Finalement votre décision de fermer vos frontières aux réfugiés s’apparente à celle d’autres leaders arabes – comme le roi d’Arabie saoudite – qui ont aussi refusé l’accès à leur pays aux réfugiés et envoyé nos peuples affronter leur destin en mer Méditerranée. Mais voulez-vous faire partie de la même engeance ?

 

Regardez juste en direction de l’Europe. Voyez ces pays qui ont accueilli des réfugiés par milliers… Regardez ces hommes et ces femmes qui ont réussi à apprendre de nouvelles langues comme l’allemand, le néerlandais, le français, le suédois ou le polonais. Voyez ce qu’ils ont réussi à faire en un temps record !

 

Certains d’entre nous ont même apporté beaucoup à leur pays d’accueil. Juste parce qu’ils sentaient qu’ils y étaient les bienvenus, qu’ils y étaient en sécurité, qu’ils pouvaient y vivre et faire preuve de loyauté à l’égard de ces peuples qui les avaient aidés quand ils étaient en détresse.

 

Oui, nous débordons de vie, de talents et d’énergie. Et nous offrirons tout cela à nos nouveaux pays. Nous sommes des ambassadeurs de la paix, nous opposerons l’amour à la violence et au racisme. Nous apporterons notre soutien à chaque Américain qui a protesté contre le racisme, à chaque individu de cette planète qui n’a pas oublié  que nous sommes juste des êtres humains en quête de paix dans ce monde de fous.

 

Pour terminer, nous vous souhaitons de ne jamais ressentir la même douleur que celle que vous avez infligée à tant de familles. Nous espérons que vous n’aurez pas à déplorer la perte de votre enfant, que vous n’aurez pas à redouter d’être déporté hors de votre pays, que vous ne serez pas contraint de vivre loin de ceux que vous aimez.

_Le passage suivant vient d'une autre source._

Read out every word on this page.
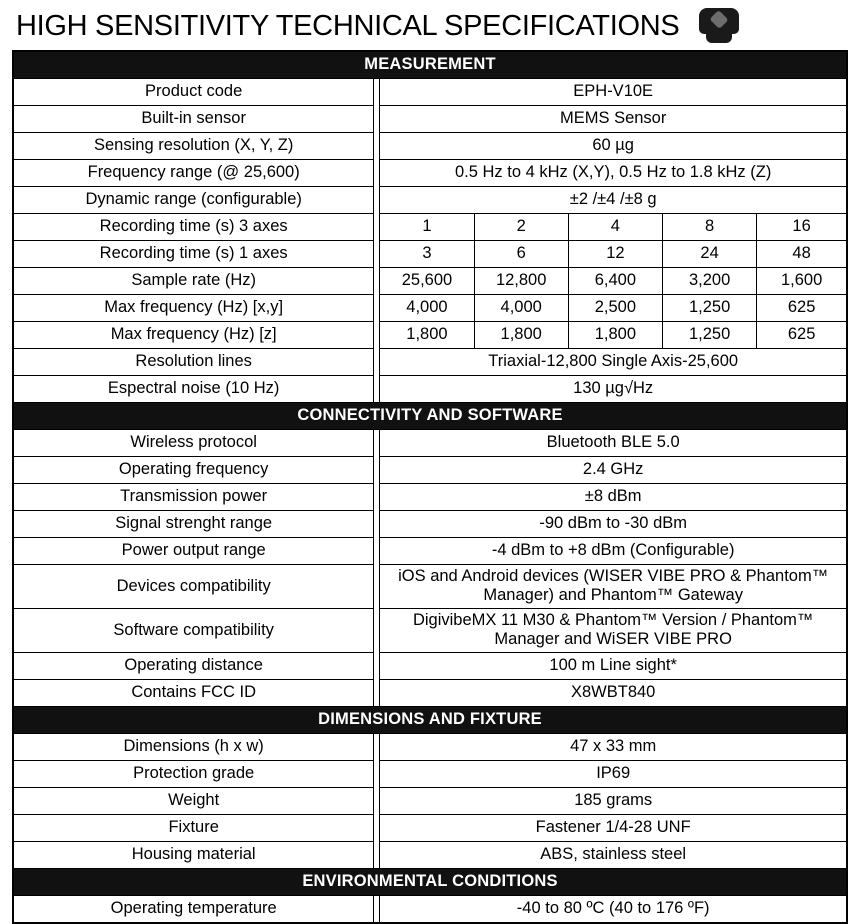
HIGH SENSITIVITY TECHNICAL SPECIFICATIONS
MEASUREMENT						
Product code		EPH-V10E				
Built-in sensor		MEMS Sensor				
Sensing resolution (X, Y, Z)		60 µg				
Frequency range (@ 25,600)		0.5 Hz to 4 kHz (X,Y), 0.5 Hz to 1.8 kHz (Z)				
Dynamic range (configurable)		±2 /±4 /±8 g				
Recording time (s) 3 axes		1	2	4	8	16
Recording time (s) 1 axes		3	6	12	24	48
Sample rate (Hz)		25,600	12,800	6,400	3,200	1,600
Max frequency (Hz) [x,y]		4,000	4,000	2,500	1,250	625
Max frequency (Hz) [z]		1,800	1,800	1,800	1,250	625
Resolution lines		Triaxial-12,800 Single Axis-25,600				
Espectral noise (10 Hz)		130 µg√Hz				
CONNECTIVITY AND SOFTWARE						
Wireless protocol		Bluetooth BLE 5.0				
Operating frequency		2.4 GHz				
Transmission power		±8 dBm				
Signal strenght range		-90 dBm to -30 dBm				
Power output range		-4 dBm to +8 dBm (Configurable)				
Devices compatibility		iOS and Android devices (WISER VIBE PRO & Phantom™ Manager) and Phantom™ Gateway				
Software compatibility		DigivibeMX 11 M30 & Phantom™ Version / Phantom™ Manager and WiSER VIBE PRO				
Operating distance		100 m Line sight*				
Contains FCC ID		X8WBT840				
DIMENSIONS AND FIXTURE						
Dimensions (h x w)		47 x 33 mm				
Protection grade		IP69				
Weight		185 grams				
Fixture		Fastener 1/4-28 UNF				
Housing material		ABS, stainless steel				
ENVIRONMENTAL CONDITIONS						
Operating temperature		-40 to 80 ºC (40 to 176 ºF)				
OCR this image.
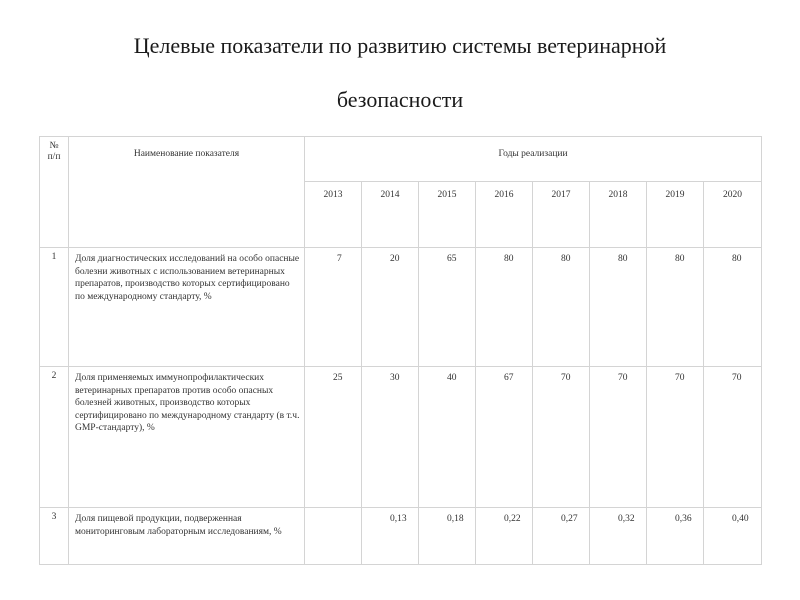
Целевые показатели по развитию системы ветеринарной
безопасности
№
п/п	Наименование показателя	Годы реализации							
		2013	2014	2015	2016	2017	2018	2019	2020
1	Доля диагностических исследований на особо опасные болезни животных с использованием ветеринарных препаратов, производство которых сертифицировано по международному стандарту, %	7	20	65	80	80	80	80	80
2	Доля применяемых иммунопрофилактических ветеринарных препаратов против особо опасных болезней животных, производство которых сертифицировано по международному стандарту (в т.ч. GMP-стандарту), %	25	30	40	67	70	70	70	70
3	Доля пищевой продукции, подверженная мониторинговым лабораторным исследованиям, %		0,13	0,18	0,22	0,27	0,32	0,36	0,40
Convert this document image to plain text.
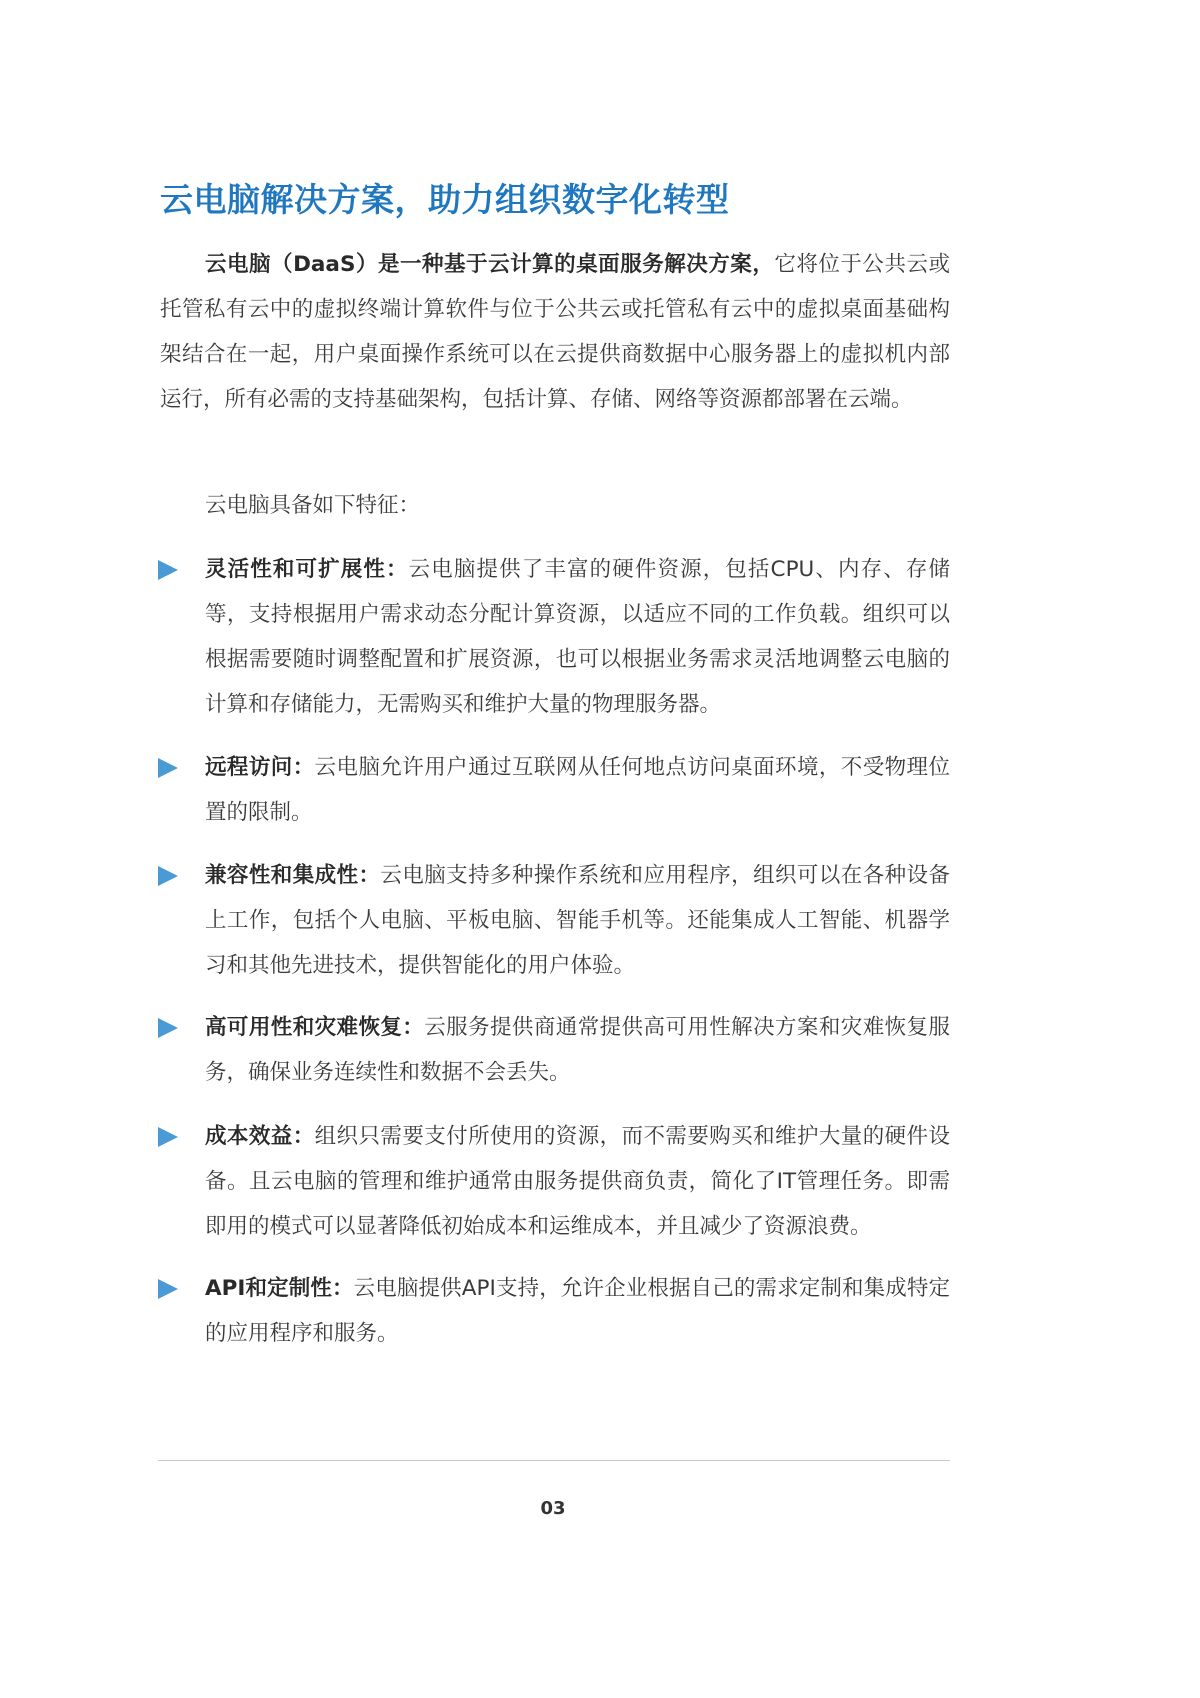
云电脑解决方案，助力组织数字化转型
云电脑（DaaS）是一种基于云计算的桌面服务解决方案，它将位于公共云或托管私有云中的虚拟终端计算软件与位于公共云或托管私有云中的虚拟桌面基础构架结合在一起，用户桌面操作系统可以在云提供商数据中心服务器上的虚拟机内部运行，所有必需的支持基础架构，包括计算、存储、网络等资源都部署在云端。
云电脑具备如下特征：
灵活性和可扩展性：云电脑提供了丰富的硬件资源，包括CPU、内存、存储等，支持根据用户需求动态分配计算资源，以适应不同的工作负载。组织可以根据需要随时调整配置和扩展资源，也可以根据业务需求灵活地调整云电脑的计算和存储能力，无需购买和维护大量的物理服务器。
远程访问：云电脑允许用户通过互联网从任何地点访问桌面环境，不受物理位置的限制。
兼容性和集成性：云电脑支持多种操作系统和应用程序，组织可以在各种设备上工作，包括个人电脑、平板电脑、智能手机等。还能集成人工智能、机器学习和其他先进技术，提供智能化的用户体验。
高可用性和灾难恢复：云服务提供商通常提供高可用性解决方案和灾难恢复服务，确保业务连续性和数据不会丢失。
成本效益：组织只需要支付所使用的资源，而不需要购买和维护大量的硬件设备。且云电脑的管理和维护通常由服务提供商负责，简化了IT管理任务。即需即用的模式可以显著降低初始成本和运维成本，并且减少了资源浪费。
API和定制性：云电脑提供API支持，允许企业根据自己的需求定制和集成特定的应用程序和服务。
03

Tout cela simplement parce que certains pensent que votre nationalité ou votre religion ne vous donnent pas le droit d’être traité comme les autres êtres humains.

 

Bien à vous Monsieur le Président des États-Unis d’Amérique, pays des hommes libres et terre des braves.

 

Sandra ALLOUSH & Tarek HADDAD journalistes et réalisateurs, lauréat Prix du Festival International du film d’Helsinki pour "De Damas à l’Alsace".